De acordo com os manifestantes, a
maternidade se constitui em uma unidade importante que atende a população
carente de vários municípios da região de Esperança. Eles se concentraram na
Praça da Cultura, no Centro da cidade, e seguiram em caminhada até a sede da
Prefeitura da cidade, onde fizeram um ato público.
Desde a segunda-feira (23), o
atendimento na maternidade, que é filantrópica, foi restringido ao setor
ambulatorial e os internamentos estão suspensos.

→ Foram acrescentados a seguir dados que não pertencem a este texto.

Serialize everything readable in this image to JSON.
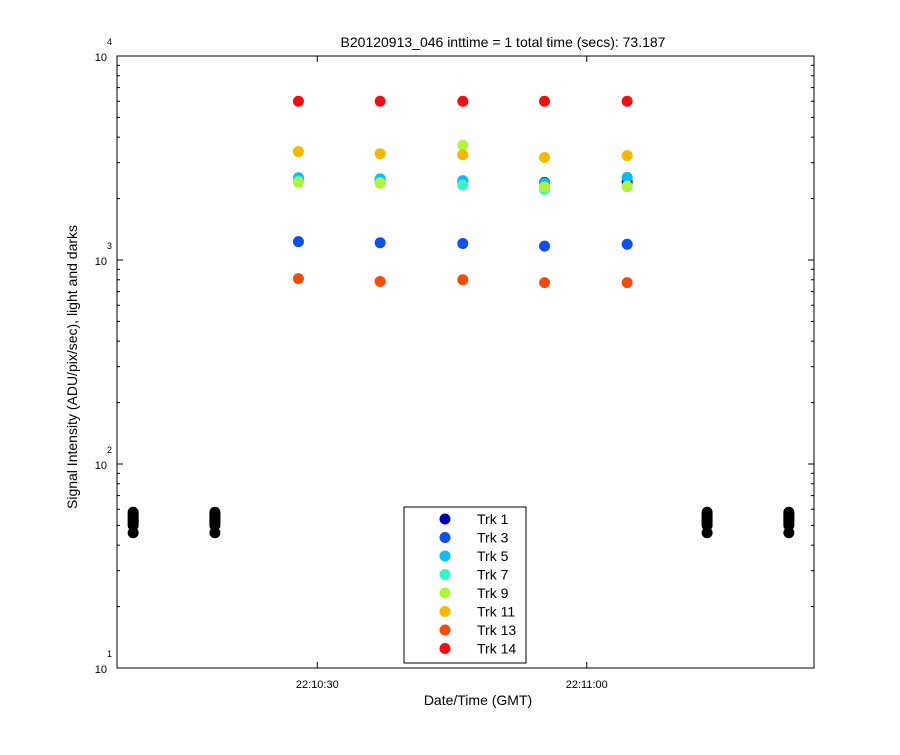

O vice diretor da São Francisco,
Vagner Gomes, informou ao Portal Correio que o principal motivo para o
fechamento da maternidade seria o atraso em repasse no valor de R$ 122 mil.
Esse dinheiro deveria ter sido repassado pela Prefeitura de Esperança, segundo
o dirigente da maternidade, mas o órgão alega que não tem como arcar com a
dívida que é de gestões anteriores. "São verbas que deveriam ter sido
repassadas pela atual administração porque quando um gestor assume, ele também
assume os débitos".
Ele informou ainda que a maternidade
está com a folha de pagamento em atraso tanto dos médicos quanto dos demais
funcionários. Os recursos mensalmente repassados pela prefeitura somam R$ 30
mil e o débito citado diz respeito a quatro meses deixados pela gestão anterior
e também pela presidente da Câmara Municipal, Cristina Almeida, que assumiu
interinamente, conforme Vagner.
O prefeito do Município, Anderson
Monteiro (PSC), no entanto, disse que a gestão dele está em dia com o repasse
dos recursos destinados à Maternidade e Santa Casa São Francisco de Assis.
Ele informou que, quanto ao valor
que está em atraso, são quatro meses que não foram pagos por gestões anteriores
que a atual não tem condições de arcar. Ele disse ainda que o problema da
unidade médica é que somados os valores de R$ 70 mil que devem ser repassados
pela Prefeitura de Esperança (R$ 30 mil), e pelo governo do Estado, que é de R$
40 mil, não seriam suficientes para manter aquela casa de saúde.
"Nós estivemos em uma audiência
convocada pelo Ministério Público do Estado, com participação de representantes
do governo do Estado e de vários municípios da região e da direção daquela casa
de saúde e mostramos que a situação financeira dos Municípios é preocupante;
nós não temos condições de arcar com a situação da Saúde pública",
reclamou.
Ele informou que uma das principais
pautas levadas à reunião dos gestores municipais com o governo federal em
Brasília "é justamente esta questão da precariedade e da falta de recursos
para a saúde, principalmente nas pequenas cidades".